There's a good chance you've never given Gaelic a second's thought. You may have noticed the word POILEAS on a police car but you'll have shrugged it off. Maybe you've come across the Alba Channel on TV in your desperate search during the Covid lockdown for any kind of footie to watch, even if it comes with a Gaelic commentary. Maybe your wean watches Peppa Pig in Gaelic. Mostly, you probably do what the First Minister suggests during the Covid-19 pandemic: you keep the heid and move on.

Unless, of course, you're a member of the bampot brigade and you're hanging about Twitter and Facebook just waiting to be offended by any reference to Scottishness and are convinced that the "outrageous spending" on a "dead language" by the Scottish Government is an affront, part of a plan by Nicola Sturgeon (because everything is her fault, innit?) to force us all to speak Gaelic.

No, I'm not making that up: I've come across quite a few references to outrageous spending on Gaelic. In fact, Gaelic and Scots got about 28.75 million in 2018-9. That's from a total Scottish budget of about 75 BILLION.

If I knew how, I would work the percentage out for you, but I think the figure probably starts with 0.00 + maybe ends in a 1.

In other words, the Gaelic budget is chickenfeed.

The Scots budget - if, like me, you're a Scots speaker - is worse than chickenfeed. It's an insult. And Scots who may deny they are Scots speakers in the anglophone world - and there are many - but talk Scots aw the time in the hoose or wi faimly an freens should maybe realise their language (naw, it's no a dialect and it's no slang) is as endangered as Gaelic is. I'm putting up a wee map here (I've posted it before) so you can see where the Scots language is in the world. Right hand side.

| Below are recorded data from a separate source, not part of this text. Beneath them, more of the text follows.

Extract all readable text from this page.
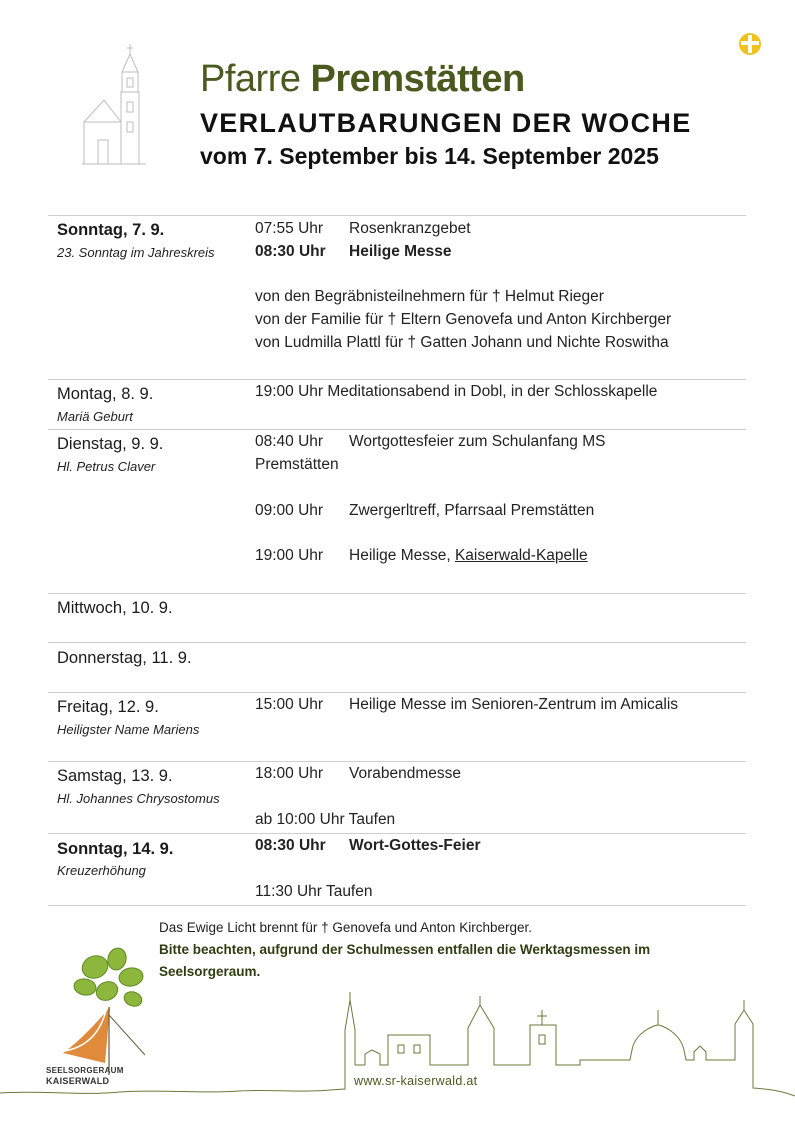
Pfarre Premstätten
VERLAUTBARUNGEN DER WOCHE
vom 7. September bis 14. September 2025
Sonntag, 7. 9.
23. Sonntag im Jahreskreis
07:55 Uhr Rosenkranzgebet
08:30 Uhr Heilige Messe
von den Begräbnisteilnehmern für † Helmut Rieger
von der Familie für † Eltern Genovefa und Anton Kirchberger
von Ludmilla Plattl für † Gatten Johann und Nichte Roswitha
Montag, 8. 9.
Mariä Geburt
19:00 Uhr Meditationsabend in Dobl, in der Schlosskapelle
Dienstag, 9. 9.
Hl. Petrus Claver
08:40 Uhr Wortgottesfeier zum Schulanfang MS
Premstätten
09:00 Uhr Zwergerltreff, Pfarrsaal Premstätten
19:00 Uhr Heilige Messe, Kaiserwald-Kapelle
Mittwoch, 10. 9.
Donnerstag, 11. 9.
Freitag, 12. 9.
Heiligster Name Mariens
15:00 Uhr Heilige Messe im Senioren-Zentrum im Amicalis
Samstag, 13. 9.
Hl. Johannes Chrysostomus
18:00 Uhr Vorabendmesse
ab 10:00 Uhr Taufen
Sonntag, 14. 9.
Kreuzerhöhung
08:30 Uhr Wort-Gottes-Feier
11:30 Uhr Taufen
Das Ewige Licht brennt für † Genovefa und Anton Kirchberger.
Bitte beachten, aufgrund der Schulmessen entfallen die Werktagsmessen im
Seelsorgeraum.
SEELSORGERAUM
KAISERWALD	www.sr-kaiserwald.at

But Gaelic...right. Answer me this: If Gaelic is a dead or dying language, why do the UK press get so agitated about it?  I reckon there have been 3 major attacks on Gaelic in papers like the Herald and the Scotsman in the last couple of years. I was more than annoyed to find that Michael Fry was allowed space in the National a couple of weeks back to tell us all again that the language is dying and should be allowed to die. And then the Guardian joined the assault.

I read Michael Fry's article a couple of times and I still don't know what he was getting at. If Gaelic is dying, why does he feel the need to beat its dying body? Just leave it alone. Articles like his are very depressing for people who have spent a lifetime promoting Gaelic - the language, the music, the poetry, etc. Here's another graphic. No idea where I found this. It's about what we lose every time we lose a language - and we're losing languages all the time.

 

The BBC Scotland website prints photos taken by local photographers every week. Some of my friends have contributed brilliant photos to the gallery. A couple of weeks ago, someone posted a picture of a still Highland loch with the comment that Loch Glas deserved its name. But Loch Glas is a Gaelic landmark and glas in Gaelic doesn't mean glass'.

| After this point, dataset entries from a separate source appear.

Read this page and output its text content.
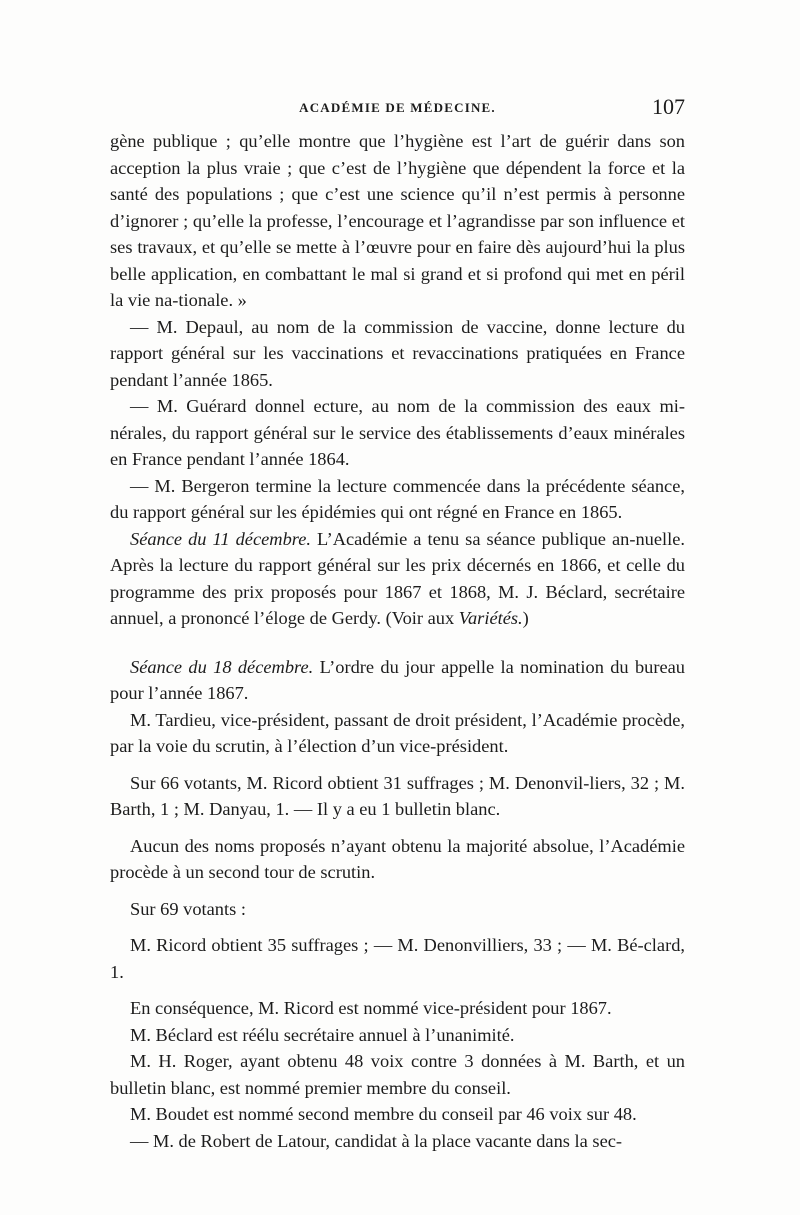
ACADÉMIE DE MÉDECINE.	107

gène publique ; qu’elle montre que l’hygiène est l’art de guérir dans son acception la plus vraie ; que c’est de l’hygiène que dépendent la force et la santé des populations ; que c’est une science qu’il n’est permis à personne d’ignorer ; qu’elle la professe, l’encourage et l’agrandisse par son influence et ses travaux, et qu’elle se mette à l’œuvre pour en faire dès aujourd’hui la plus belle application, en combattant le mal si grand et si profond qui met en péril la vie na-tionale. »

— M. Depaul, au nom de la commission de vaccine, donne lecture du rapport général sur les vaccinations et revaccinations pratiquées en France pendant l’année 1865.

— M. Guérard donnel ecture, au nom de la commission des eaux mi-nérales, du rapport général sur le service des établissements d’eaux minérales en France pendant l’année 1864.

— M. Bergeron termine la lecture commencée dans la précédente séance, du rapport général sur les épidémies qui ont régné en France en 1865.

Séance du 11 décembre. L’Académie a tenu sa séance publique an-nuelle. Après la lecture du rapport général sur les prix décernés en 1866, et celle du programme des prix proposés pour 1867 et 1868, M. J. Béclard, secrétaire annuel, a prononcé l’éloge de Gerdy. (Voir aux Variétés.)

Séance du 18 décembre. L’ordre du jour appelle la nomination du bureau pour l’année 1867.

M. Tardieu, vice-président, passant de droit président, l’Académie procède, par la voie du scrutin, à l’élection d’un vice-président.

Sur 66 votants, M. Ricord obtient 31 suffrages ; M. Denonvil-liers, 32 ; M. Barth, 1 ; M. Danyau, 1. — Il y a eu 1 bulletin blanc.

Aucun des noms proposés n’ayant obtenu la majorité absolue, l’Académie procède à un second tour de scrutin.

Sur 69 votants :

M. Ricord obtient 35 suffrages ; — M. Denonvilliers, 33 ; — M. Bé-clard, 1.

En conséquence, M. Ricord est nommé vice-président pour 1867.

M. Béclard est réélu secrétaire annuel à l’unanimité.

M. H. Roger, ayant obtenu 48 voix contre 3 données à M. Barth, et un bulletin blanc, est nommé premier membre du conseil.

M. Boudet est nommé second membre du conseil par 46 voix sur 48.

— M. de Robert de Latour, candidat à la place vacante dans la sec-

The same thing happens with Welsh: I've seen several letters in the Observer and the Guardian demanding that we just let "that useless language (Welsh) die". In  recent times, we've had Polish people insulted on the bus and the train and told to 'speak English'. There's not the slightest understanding that just over 50% of the population of the world speaks more than one language. It's not snobbery or an affectation: they just live in areas where more than one language is spoken and they need to be bi- or tri-lingual in order to make a living.

I'm more and more convinced that language is what drove the English out of the EU. It's not just that the English are often monolingual. Plenty of Spaniards only speak Castilian and many French people have no foreign language skills. There are Belgians who can't manage a word of French, even though
they live in a country that is (on paper) both Flemish and French-speaking). The Scots are also often monolingual but at least some of us have the decency to be ashamed of it.

In the case of some English people the problem is expectation: they expect people in other countries to speak English. After all, that's the world language, innit?  Trouble is: English isn't the world language. That would be Chinese, followed by Spanish, Arabic, Punjabi, Portuguese, Malay - and who knows which languages will pop up as the political climate changes?

If we don't know which languages will be to the fore, maybe we need to try and allow all of them a place.